To the surprise of opponents of big government, the U.S. Bureau of Economic Analysis (BEA) estimates that taxes at all levels of government take only 9.2 percent of our income, the lowest rate since Harry Truman was president. USA Today and various news-media personalities, like Chris Matthews of MSNBC, have used this statistic to hammer those who complain about President Obama’s profligate fiscal policies.
If this all seems too amazing to be true, you are on the right track. It’s obviously not the whole story. In fact, major taxes were simply left out of the account.
Most egregiously, Social Security “contributions” were treated as insurance payments not taxes. (This is improper since the government does not think of Social Security as insurance; no citizen has contractual rights in the matter.) BEA also left out state sales taxes.
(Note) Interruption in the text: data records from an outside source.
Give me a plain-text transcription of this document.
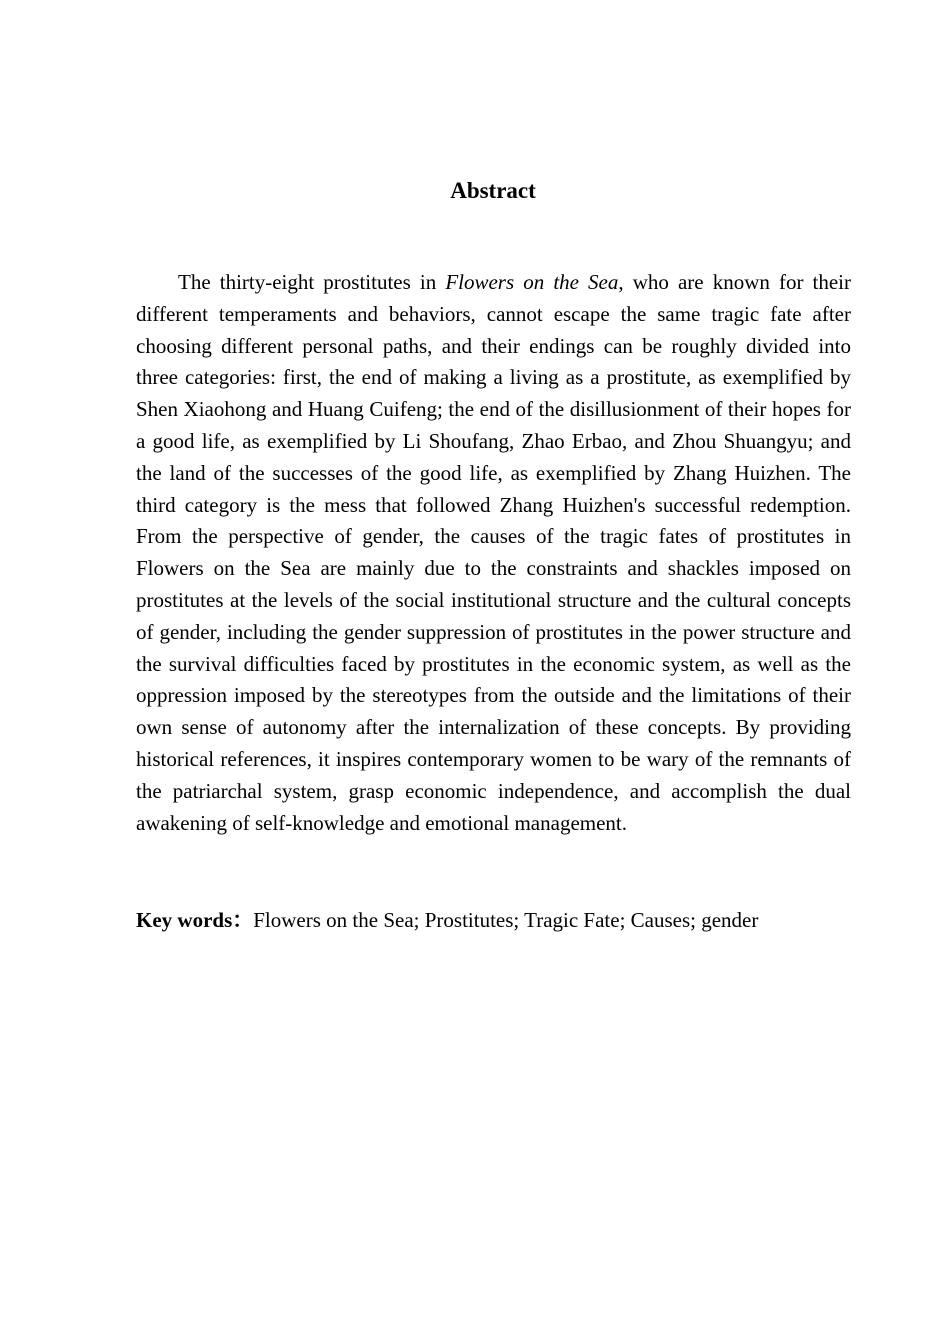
Abstract

The thirty-eight prostitutes in Flowers on the Sea, who are known for their different temperaments and behaviors, cannot escape the same tragic fate after choosing different personal paths, and their endings can be roughly divided into three categories: first, the end of making a living as a prostitute, as exemplified by Shen Xiaohong and Huang Cuifeng; the end of the disillusionment of their hopes for a good life, as exemplified by Li Shoufang, Zhao Erbao, and Zhou Shuangyu; and the land of the successes of the good life, as exemplified by Zhang Huizhen. The third category is the mess that followed Zhang Huizhen's successful redemption. From the perspective of gender, the causes of the tragic fates of prostitutes in Flowers on the Sea are mainly due to the constraints and shackles imposed on prostitutes at the levels of the social institutional structure and the cultural concepts of gender, including the gender suppression of prostitutes in the power structure and the survival difficulties faced by prostitutes in the economic system, as well as the oppression imposed by the stereotypes from the outside and the limitations of their own sense of autonomy after the internalization of these concepts. By providing historical references, it inspires contemporary women to be wary of the remnants of the patriarchal system, grasp economic independence, and accomplish the dual awakening of self-knowledge and emotional management.

Key words：Flowers on the Sea; Prostitutes; Tragic Fate; Causes; gender
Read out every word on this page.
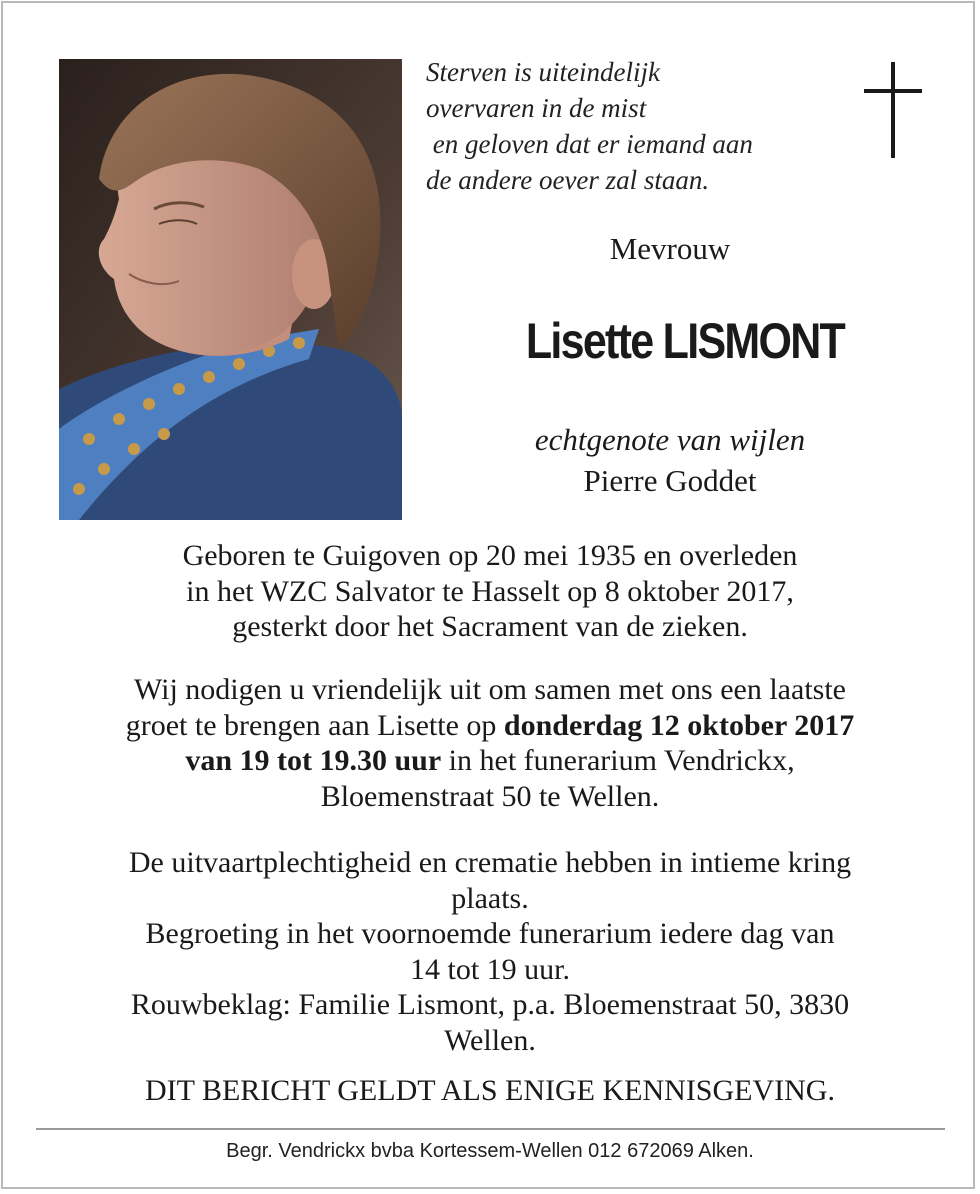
Sterven is uiteindelijk
overvaren in de mist
en geloven dat er iemand aan
de andere oever zal staan.
Mevrouw
Lisette LISMONT
echtgenote van wijlen
Pierre Goddet
Geboren te Guigoven op 20 mei 1935 en overleden
in het WZC Salvator te Hasselt op 8 oktober 2017,
gesterkt door het Sacrament van de zieken.
Wij nodigen u vriendelijk uit om samen met ons een laatste
groet te brengen aan Lisette op donderdag 12 oktober 2017
van 19 tot 19.30 uur in het funerarium Vendrickx,
Bloemenstraat 50 te Wellen.
De uitvaartplechtigheid en crematie hebben in intieme kring
plaats.
Begroeting in het voornoemde funerarium iedere dag van
14 tot 19 uur.
Rouwbeklag: Familie Lismont, p.a. Bloemenstraat 50, 3830
Wellen.
DIT BERICHT GELDT ALS ENIGE KENNISGEVING.
Begr. Vendrickx bvba Kortessem-Wellen 012 672069 Alken.
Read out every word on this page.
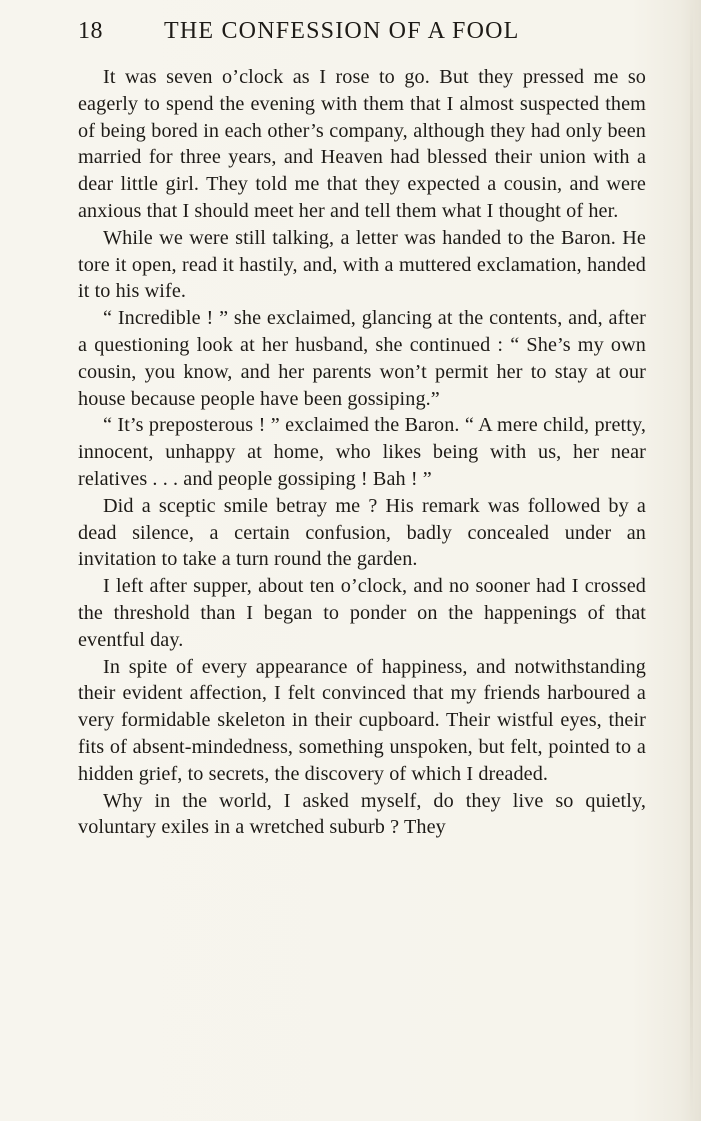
18	THE CONFESSION OF A FOOL

It was seven o’clock as I rose to go. But they pressed me so eagerly to spend the evening with them that I almost suspected them of being bored in each other’s company, although they had only been married for three years, and Heaven had blessed their union with a dear little girl. They told me that they expected a cousin, and were anxious that I should meet her and tell them what I thought of her.

While we were still talking, a letter was handed to the Baron. He tore it open, read it hastily, and, with a muttered exclamation, handed it to his wife.

“ Incredible ! ” she exclaimed, glancing at the contents, and, after a questioning look at her husband, she continued : “ She’s my own cousin, you know, and her parents won’t permit her to stay at our house because people have been gossiping.”

“ It’s preposterous ! ” exclaimed the Baron. “ A mere child, pretty, innocent, unhappy at home, who likes being with us, her near relatives . . . and people gossiping ! Bah ! ”

Did a sceptic smile betray me ? His remark was followed by a dead silence, a certain confusion, badly concealed under an invitation to take a turn round the garden.

I left after supper, about ten o’clock, and no sooner had I crossed the threshold than I began to ponder on the happenings of that eventful day.

In spite of every appearance of happiness, and notwithstanding their evident affection, I felt convinced that my friends harboured a very formidable skeleton in their cupboard. Their wistful eyes, their fits of absent-mindedness, something unspoken, but felt, pointed to a hidden grief, to secrets, the discovery of which I dreaded.

Why in the world, I asked myself, do they live so quietly, voluntary exiles in a wretched suburb ? They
Inclusion of these additional taxes pushes the total tax burden to over 20 percent, which is quite a bit more than 9.2 percent. Federal, state, and local tax receipts added up to $3.3 trillion in 2009, 27.5 percent of personal income, as Kevin Drum of Mother Jones points out.
But that is not the largest problem with the BEA estimate.
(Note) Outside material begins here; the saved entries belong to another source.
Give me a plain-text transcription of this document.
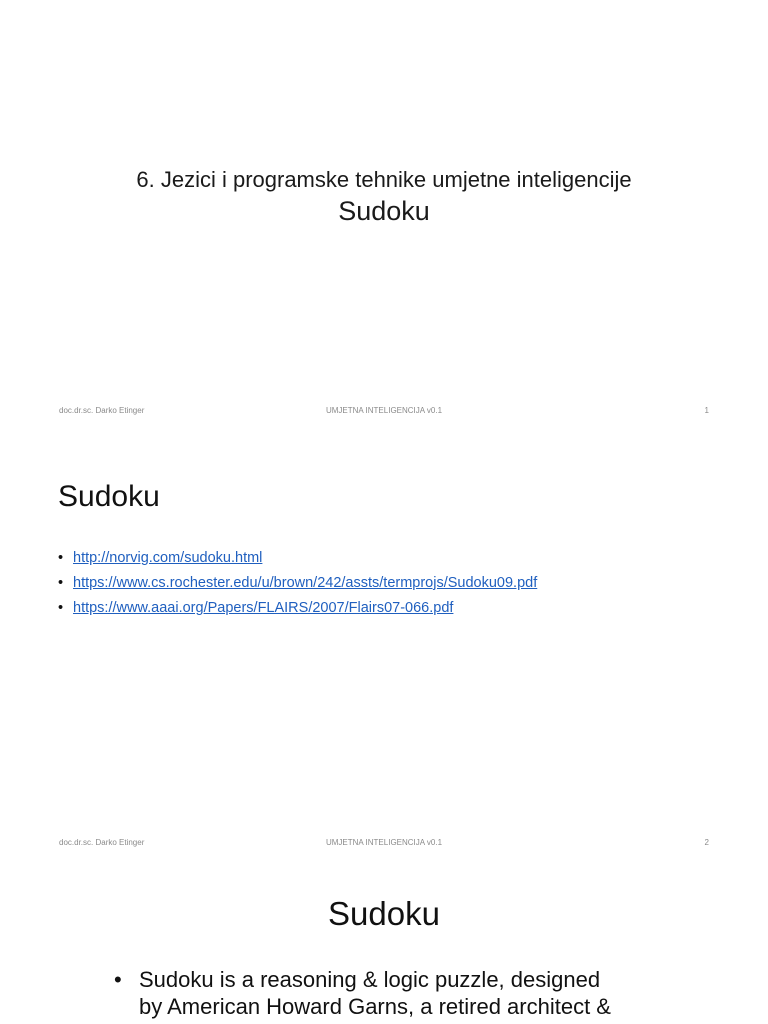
6. Jezici i programske tehnike umjetne inteligencije
Sudoku
doc.dr.sc. Darko Etinger	UMJETNA INTELIGENCIJA v0.1	1
Sudoku
• http://norvig.com/sudoku.html
• https://www.cs.rochester.edu/u/brown/242/assts/termprojs/Sudoku09.pdf
• https://www.aaai.org/Papers/FLAIRS/2007/Flairs07-066.pdf
doc.dr.sc. Darko Etinger	UMJETNA INTELIGENCIJA v0.1	2
Sudoku
• Sudoku is a reasoning & logic puzzle, designed
by American Howard Garns, a retired architect &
Last year’s Recovery and Reinvestment Act (the “stimulus”) included tax credits that temporarily reduced the amount of money Americans pay in taxes. However, spending increased by over $500 billion, and this has been financed by record deficits. The deficit for 2009 was $1.6 trillion, and the one for 2010 is projected at $1.88 trillion. Deficits are deferred taxation. Taxpayers will pay interest on the additional debt the Obama administration has run up until we pay off the principal. The claim that the tax burden has fallen is, to say the least, disingenuous. Increased government spending is being financed in a way that will make its true burden apparent only at some later date.
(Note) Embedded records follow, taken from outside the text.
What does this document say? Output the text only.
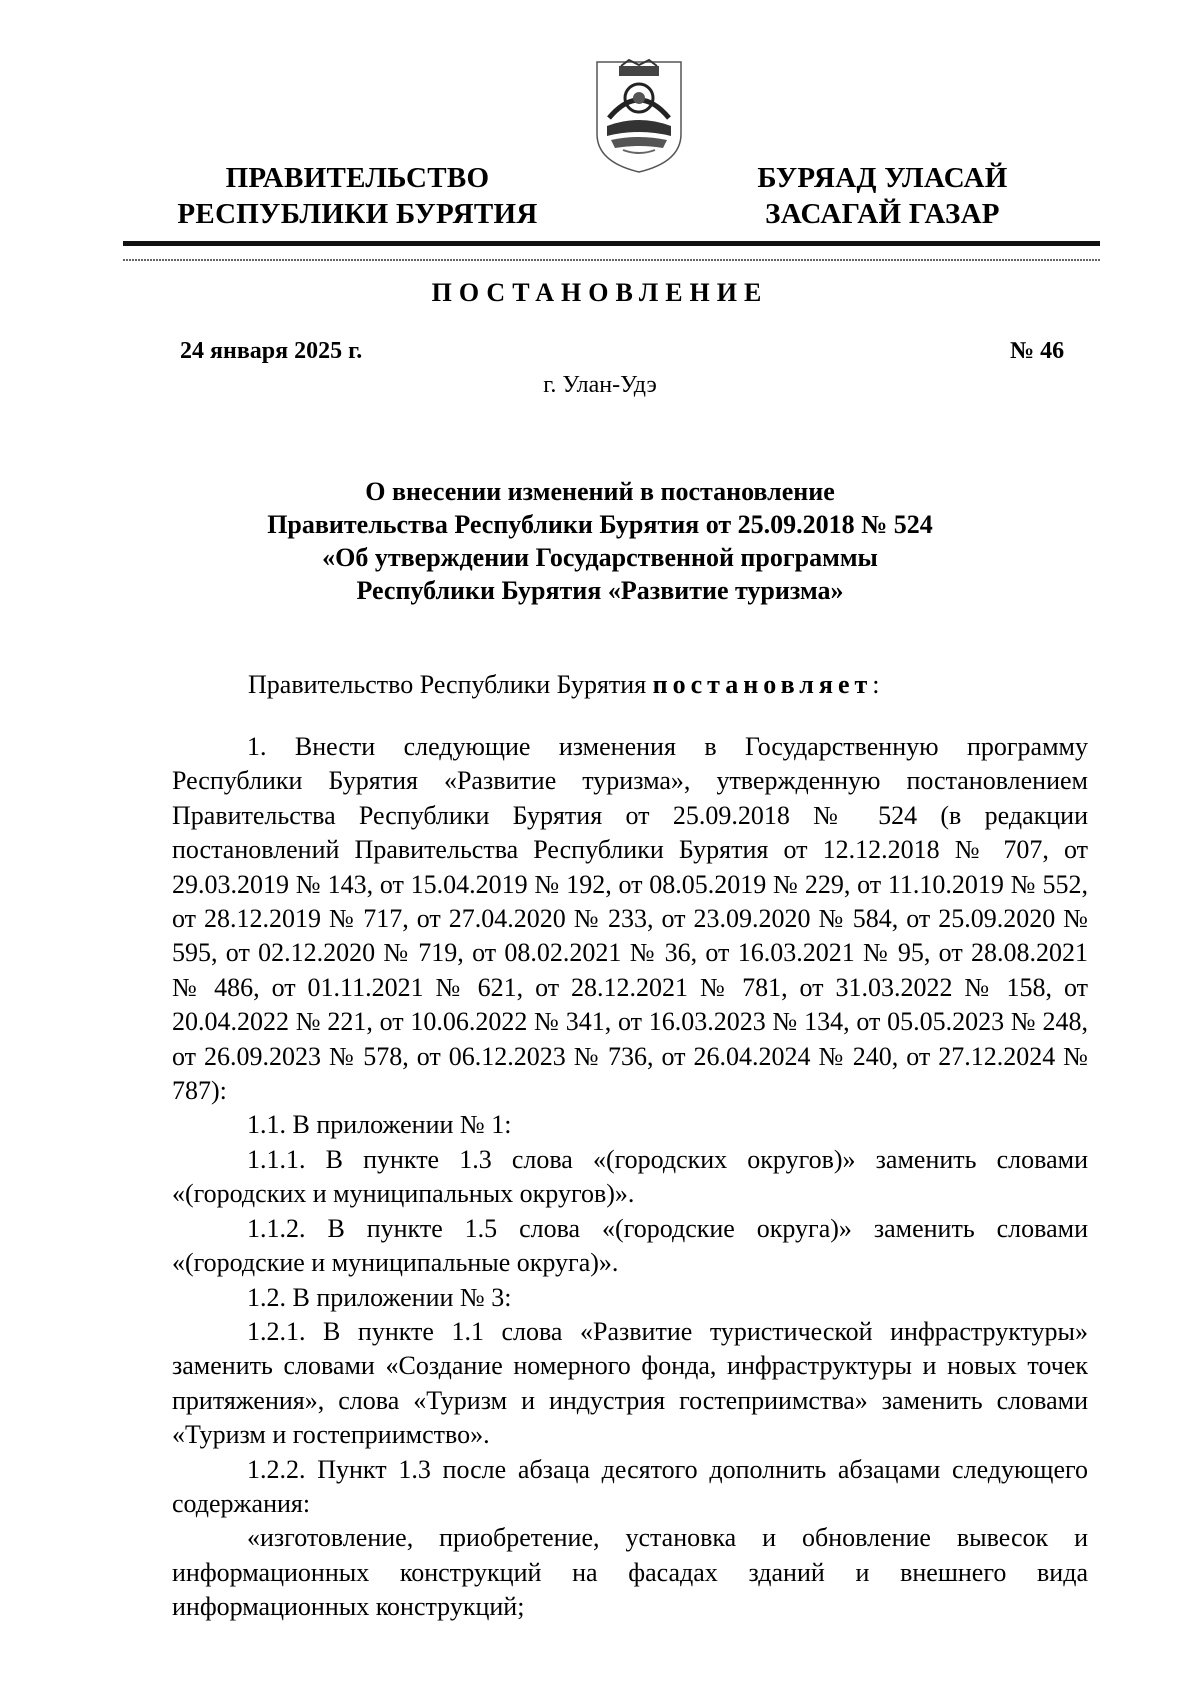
ПРАВИТЕЛЬСТВО
РЕСПУБЛИКИ БУРЯТИЯ
БУРЯАД УЛАСАЙ
ЗАСАГАЙ ГАЗАР
ПОСТАНОВЛЕНИЕ
24 января 2025 г.	№ 46
г. Улан-Удэ
О внесении изменений в постановление
Правительства Республики Бурятия от 25.09.2018 № 524
«Об утверждении Государственной программы
Республики Бурятия «Развитие туризма»
Правительство Республики Бурятия постановляет:

1. Внести следующие изменения в Государственную программу Республики Бурятия «Развитие туризма», утвержденную постановлением Правительства Республики Бурятия от 25.09.2018 № 524 (в редакции постановлений Правительства Республики Бурятия от 12.12.2018 № 707, от 29.03.2019 № 143, от 15.04.2019 № 192, от 08.05.2019 № 229, от 11.10.2019 № 552, от 28.12.2019 № 717, от 27.04.2020 № 233, от 23.09.2020 № 584, от 25.09.2020 № 595, от 02.12.2020 № 719, от 08.02.2021 № 36, от 16.03.2021 № 95, от 28.08.2021 № 486, от 01.11.2021 № 621, от 28.12.2021 № 781, от 31.03.2022 № 158, от 20.04.2022 № 221, от 10.06.2022 № 341, от 16.03.2023 № 134, от 05.05.2023 № 248, от 26.09.2023 № 578, от 06.12.2023 № 736, от 26.04.2024 № 240, от 27.12.2024 № 787):

1.1. В приложении № 1:

1.1.1. В пункте 1.3 слова «(городских округов)» заменить словами «(городских и муниципальных округов)».

1.1.2. В пункте 1.5 слова «(городские округа)» заменить словами «(городские и муниципальные округа)».

1.2. В приложении № 3:

1.2.1. В пункте 1.1 слова «Развитие туристической инфраструктуры» заменить словами «Создание номерного фонда, инфраструктуры и новых точек притяжения», слова «Туризм и индустрия гостеприимства» заменить словами «Туризм и гостеприимство».

1.2.2. Пункт 1.3 после абзаца десятого дополнить абзацами следующего содержания:

«изготовление, приобретение, установка и обновление вывесок и информационных конструкций на фасадах зданий и внешнего вида информационных конструкций;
Further difficulties arise with the BEA estimate of the tax burden when you recognize that business taxes ultimately get passed on to some group of consumers.
Real Resource Costs
Moreover, this account fails to include government’s real resource costs. The true costs of the State include not only money taxed and spent on resources, but the effects of increased regulation. In economic terms regulation is de facto taxation. There is no economic difference between the State controlling resources through tax-financed spending and its taking effective control of resources by regulation. There was already heavy regulation of American industry before Barack Obama entered office, and regulation has increased since then. (The cost of all regulation was estimated to have exceeded $600 billion in the 1990s.) The Omnibus Land Management Act of 2009 added over two million acres to the National Wilderness Preservation System. The Fraud Enforcement and Recovery Act and the Credit Card Accountability Act increased regulation over banking. We must also add in the takeover of GM by the Treasury, leaving out the part that went to the UAW.
More to Come
Obama’s policies will increase taxes even more in the future. So-called health care reform will result in heavier explicit and implicit taxes. High rates of taxation and regulation correlate with slower economic growth. Increased government borrowing deprives private investors of capital for projects. Since government borrowing crowds out private investment, deficits amount to a tax on future economic growth in private industry. Of course, Obama expects the Recovery and Reinvestment Act to propel America’s economy forward but his expectations are wholly unwarranted. Government has an extremely poor track record of investing money productively. One need only look at the record of countries like Sweden and West Germany after World War II to see how taxes stunt economic growth. They grew rapidly when they had low effective tax rates. Then expansion of the tax burden in the 1960s and 1970s corresponded with slower economic growth. The Swedes enjoyed improved economic performance during the 1990s but only after tax and welfare reform lessened the load.
The BEA staff itself estimates that the tax burden was 30.2 percent of national income in 2009 (as opposed to personal income). Taxes were 23.8 percent of national income during Truman’s presidency. Summing up all the aforementioned figures on spending and regulation leads to the conclusion that the real economic burden of government in America is over 50 percent, and rising.
The BEA is playing statistical games. In real economic terms the costs of spending and regulation have gone up substantially since Obama entered office. Worse still, Americans can expect to bear even higher burdens in the future. Concern over rising taxes is justified not merely because taxes are actually higher, but because higher taxes mean less prosperity and less freedom. Increased federal spending and regulation constitute real and unnecessary burdens for the American public. These burdens can and should be reduced. It might first, however, be necessary to educate more Americans as to the true nature of taxation.